A flicker of warmth spread in his expression, but it was edged in something else—almost reverent. "You were the only good thing in that place that didn't ask for anything in return."
He shifted, leaning closer, their foreheads nearly touching now. "The matron hated when we laughed. Said it made us unruly. So you used to whisper stupid jokes in the dark after lights out—until someone would snort, and we'd all get punished." A soft breath of amusement slipped from his lips. "You kept doing it anyway."
His eyes glazed slightly, not with tears, but with memory. "You were the only one who could pull me back when it got bad. When I started thinking there wasn't anything in the world worth hoping for. I'd go quiet for days sometimes, remember? And you'd just sit next to me. You never pushed. You just… stayed. You were there."
He swallowed, then let the next part fall like a stone in still water.
"I can tell you the exact moment I realized I loved you."
That caught Maia's breath.
"It was right after my seventeenth birthday. You'd gotten your hands on this stupid little candle—blue, with a crooked wick—and you snuck it out to the back stairs. Said every birthday needed a candle, no matter how old we got." He smiled at the memory, but it was soft and tinged with awe. "You lit it and held it out to me like it meant something. And I looked at you, with that grin, your hair all wind-tangled, and your cheeks red from the cold… and I couldn't breathe. Not because you were beautiful, though you were. Are. But because for the first time, I understood what safety felt like. What home felt like. And it wasn't a place. It was you."
He closed his eyes a moment, letting the weight of that truth settle between them.
"I didn't say anything then. I thought… it wasn't my place to want something so good. I was already too broken, too soaked in the world's ugliness. You were meant for something more."
He opened his eyes again, meeting hers with unflinching sincerity.
"But here you are. Still beside me. Still my light."
Koda reached up, cupping her face with calloused hands far gentler than any weapon he'd ever wielded.
"And if you ever doubt it—know this: There's no future I'd fight for that doesn't have you in it."
The silence that followed wasn't empty. It was full. Of past and present and the tender threads of something like forever.
Maia didn't speak at first—didn't need to.
Her eyes shimmered in the dim candlelight, wide and wet, her breath caught between awe and joy. Koda leaned in, slowly, deliberately, as though the space between them was sacred and fragile.

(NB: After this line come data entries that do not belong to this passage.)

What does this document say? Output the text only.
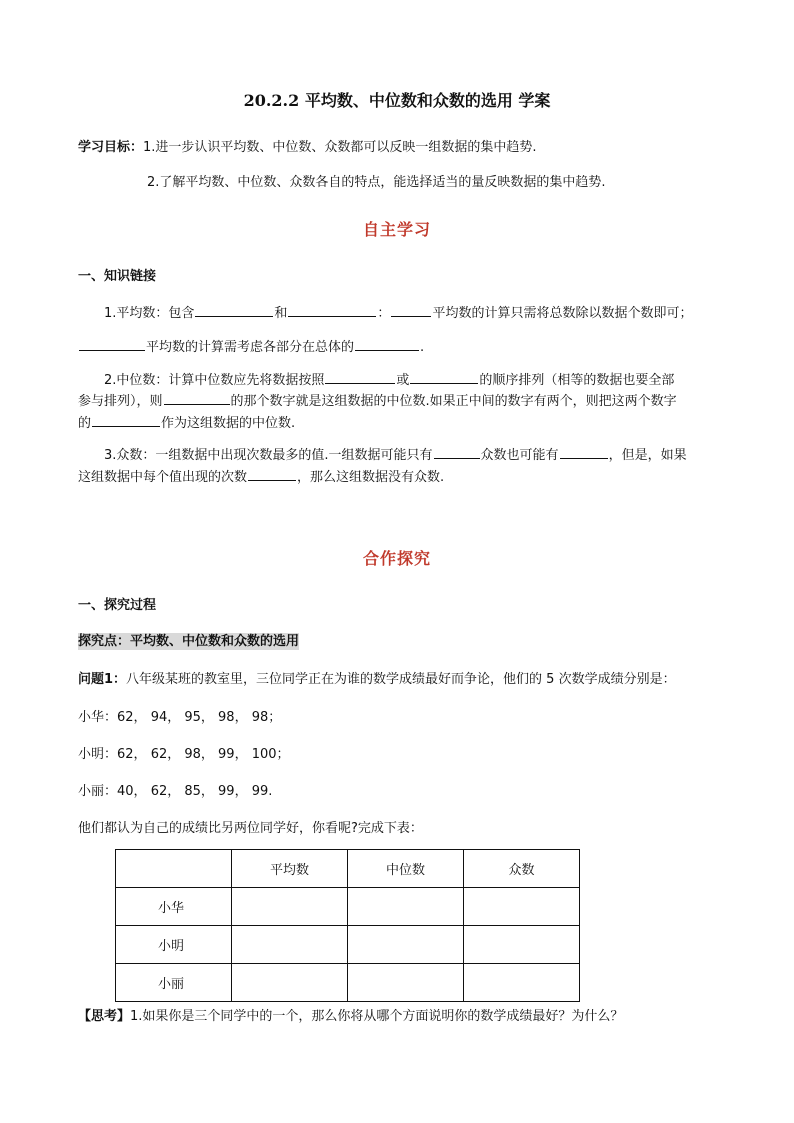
20.2.2 平均数、中位数和众数的选用 学案
学习目标：1.进一步认识平均数、中位数、众数都可以反映一组数据的集中趋势.
2.了解平均数、中位数、众数各自的特点，能选择适当的量反映数据的集中趋势.
自主学习
一、知识链接
1.平均数：包含	和	：	平均数的计算只需将总数除以数据个数即可；
平均数的计算需考虑各部分在总体的	.
2.中位数：计算中位数应先将数据按照	或	的顺序排列（相等的数据也要全部
参与排列），则	的那个数字就是这组数据的中位数.如果正中间的数字有两个，则把这两个数字
的	作为这组数据的中位数.
3.众数：一组数据中出现次数最多的值.一组数据可能只有	众数也可能有	，但是，如果
这组数据中每个值出现的次数	，那么这组数据没有众数.
合作探究
一、探究过程
探究点：平均数、中位数和众数的选用
问题1：八年级某班的教室里，三位同学正在为谁的数学成绩最好而争论，他们的 5 次数学成绩分别是：
小华：62， 94， 95， 98， 98；
小明：62， 62， 98， 99， 100；
小丽：40， 62， 85， 99， 99.
他们都认为自己的成绩比另两位同学好，你看呢?完成下表：
	平均数	中位数	众数
小华			
小明			
小丽			
【思考】1.如果你是三个同学中的一个，那么你将从哪个方面说明你的数学成绩最好？为什么？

His hands still cradled her face, thumbs brushing along her cheekbones, and when their lips met, it wasn't rushed or hungry—it was reverent.

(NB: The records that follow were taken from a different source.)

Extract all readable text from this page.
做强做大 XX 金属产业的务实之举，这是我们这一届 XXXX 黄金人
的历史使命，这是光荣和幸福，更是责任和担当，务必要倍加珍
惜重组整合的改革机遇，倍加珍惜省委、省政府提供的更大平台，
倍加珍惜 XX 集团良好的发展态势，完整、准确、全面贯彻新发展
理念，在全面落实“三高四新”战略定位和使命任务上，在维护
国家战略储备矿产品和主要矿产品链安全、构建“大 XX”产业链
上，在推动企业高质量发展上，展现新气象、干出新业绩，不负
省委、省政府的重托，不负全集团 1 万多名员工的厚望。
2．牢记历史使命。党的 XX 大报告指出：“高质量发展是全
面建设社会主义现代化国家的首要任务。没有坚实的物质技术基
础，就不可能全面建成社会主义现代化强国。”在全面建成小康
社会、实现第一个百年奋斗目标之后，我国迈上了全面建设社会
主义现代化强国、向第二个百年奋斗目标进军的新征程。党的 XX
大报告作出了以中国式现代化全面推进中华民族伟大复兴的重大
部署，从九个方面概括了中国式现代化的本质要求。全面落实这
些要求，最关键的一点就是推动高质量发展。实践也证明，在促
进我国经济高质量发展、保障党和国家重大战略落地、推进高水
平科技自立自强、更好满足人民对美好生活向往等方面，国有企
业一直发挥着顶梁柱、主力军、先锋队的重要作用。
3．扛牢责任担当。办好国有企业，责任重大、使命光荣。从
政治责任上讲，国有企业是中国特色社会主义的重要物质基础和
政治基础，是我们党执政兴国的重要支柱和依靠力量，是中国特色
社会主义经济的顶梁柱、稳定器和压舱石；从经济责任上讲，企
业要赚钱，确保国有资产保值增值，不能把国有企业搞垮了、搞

A long, quiet kiss that said everything he had no words left to give.
Time thinned. The weight of the past melted beneath the softness of her mouth on his, the taste of shared memory and quiet promises. She kissed him back like she'd been waiting her whole life for this to be real, for the war-torn boy she loved to finally see what he meant to her. And when they finally broke the kiss, their foreheads rested together, breaths mingling.
Koda whispered, barely louder than a heartbeat, "Maia, I love you."
Maia's lips parted with a breath that trembled. She didn't hesitate.
"I've always loved you, Koda."
And they just stayed there, curled close, two worn souls bound tighter than any vow.
There were no more nightmares that night, as Koda rested body and soul. His heart free.